Senator Bacik drew particular attention to forced labour. Irrespective of what the executive summary says, the commission stated that certain categories of women should be eligible for the redress on the basis of the work they did. That is any woman who was in a county home, any woman who was in Tuam or any woman who was put outside of the institution. The commission identified that there was forced labour in many of the institutions and regarded that this justified specific restitution for the women involved. The same applies to forced adoption. Reading the accounts to the confidential committee, I cannot but understand that women had absolutely no choice in giving their child up for adoption, be it because of the pressure from the institution, the fact that they had been abandoned by their family, perhaps pressure from clergy in the area and, of course, the fact that the State had for so long failed to give any sort of financial support to unmarried mothers. These women had absolutely no choice in their children being given up for adoption.

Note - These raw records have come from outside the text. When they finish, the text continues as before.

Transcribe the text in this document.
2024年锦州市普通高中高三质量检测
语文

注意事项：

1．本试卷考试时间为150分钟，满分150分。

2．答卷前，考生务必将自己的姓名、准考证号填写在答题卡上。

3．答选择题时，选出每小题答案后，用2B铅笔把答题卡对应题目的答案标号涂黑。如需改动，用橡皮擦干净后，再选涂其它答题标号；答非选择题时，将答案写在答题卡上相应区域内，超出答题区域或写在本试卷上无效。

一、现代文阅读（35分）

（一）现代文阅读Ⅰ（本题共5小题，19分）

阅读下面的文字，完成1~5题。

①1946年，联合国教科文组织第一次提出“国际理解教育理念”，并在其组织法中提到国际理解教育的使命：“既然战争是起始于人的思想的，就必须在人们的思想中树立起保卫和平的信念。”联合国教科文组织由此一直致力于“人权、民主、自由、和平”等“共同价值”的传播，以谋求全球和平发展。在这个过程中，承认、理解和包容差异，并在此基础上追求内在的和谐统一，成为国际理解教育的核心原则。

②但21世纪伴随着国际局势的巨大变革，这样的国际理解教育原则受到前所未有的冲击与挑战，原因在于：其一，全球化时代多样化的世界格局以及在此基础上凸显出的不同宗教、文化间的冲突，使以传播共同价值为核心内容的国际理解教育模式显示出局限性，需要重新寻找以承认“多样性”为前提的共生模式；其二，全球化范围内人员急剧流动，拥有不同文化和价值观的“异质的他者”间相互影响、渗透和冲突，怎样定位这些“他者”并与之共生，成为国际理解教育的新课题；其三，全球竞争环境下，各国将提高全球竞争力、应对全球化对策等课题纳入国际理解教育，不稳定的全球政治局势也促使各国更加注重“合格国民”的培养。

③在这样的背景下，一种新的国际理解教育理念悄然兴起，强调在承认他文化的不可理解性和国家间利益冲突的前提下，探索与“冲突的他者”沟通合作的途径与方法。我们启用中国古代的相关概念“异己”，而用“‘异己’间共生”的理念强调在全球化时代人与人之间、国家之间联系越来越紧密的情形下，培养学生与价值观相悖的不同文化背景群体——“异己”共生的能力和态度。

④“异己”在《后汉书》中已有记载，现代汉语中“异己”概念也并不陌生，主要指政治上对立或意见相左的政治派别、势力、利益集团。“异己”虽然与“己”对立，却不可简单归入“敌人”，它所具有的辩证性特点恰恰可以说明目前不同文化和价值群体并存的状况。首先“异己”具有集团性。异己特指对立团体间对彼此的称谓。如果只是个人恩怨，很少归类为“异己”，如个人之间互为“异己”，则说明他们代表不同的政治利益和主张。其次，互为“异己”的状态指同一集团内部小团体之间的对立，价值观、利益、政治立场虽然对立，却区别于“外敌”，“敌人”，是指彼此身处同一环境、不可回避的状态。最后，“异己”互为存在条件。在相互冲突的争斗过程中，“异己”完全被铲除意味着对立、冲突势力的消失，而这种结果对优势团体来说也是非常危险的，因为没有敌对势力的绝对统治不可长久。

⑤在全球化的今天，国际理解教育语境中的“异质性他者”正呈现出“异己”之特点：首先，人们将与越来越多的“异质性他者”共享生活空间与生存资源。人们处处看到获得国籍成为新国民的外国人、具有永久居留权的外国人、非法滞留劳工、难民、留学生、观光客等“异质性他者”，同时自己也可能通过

Several Senators have spoken on a records centre and the commitment given in October to a national memorial and records centre. We reiterate our commitment to that. We will engage with survivors regarding the location and how the material in that record centre will be handled. We must remember that we must protect individuals' privacy and balance that with the individuals who have given testimony. I am sure Senators will know of some survivors who do not want their own very private information being looked at by researchers and the like. We must respect that as well. I have always thought, influenced by the work done by others on what this centre would look like, that this would be an academic centre in terms of the records but also a place where we can provide a living history of what happened in these institutions. The Leader and others have spoken of the need for the testimonies of women to be heard and to be the part of the report that shines out most. The people who curate museums know how to bring together apt and appropriate audiovisual representations of history. They could go a long way in ensuring that every personal account, all 550 of them, could be read onto the record and that there as a constant oral reminder of what happened.

This area is not my forte. I believe, however, that those who understand how best to represent history in ways that are not just words on a page but are visual, audio or a combination of media could go a long way to making sure that what our generation and future generations see is the lived truth of the women and children who were in these and so many other institutions. As I said, the Government has given a commitment to develop that and to work with survivors' groups to ensure we have an archive of that knowledge and a wider sense of commemoration is also provided for. I look forward to continued engagement with Members of the House next week.

I thank the Minister for coming into the House and all the Senators who made important contributions.

Debate adjourned.

When is it proposed to sit again?

Next Tuesday at 10.30 a.m. in the Dáil Chamber.

The Seanad adjourned at 6.41 p.m. until 10.30 a.m. on Tuesday, 26 January 2021.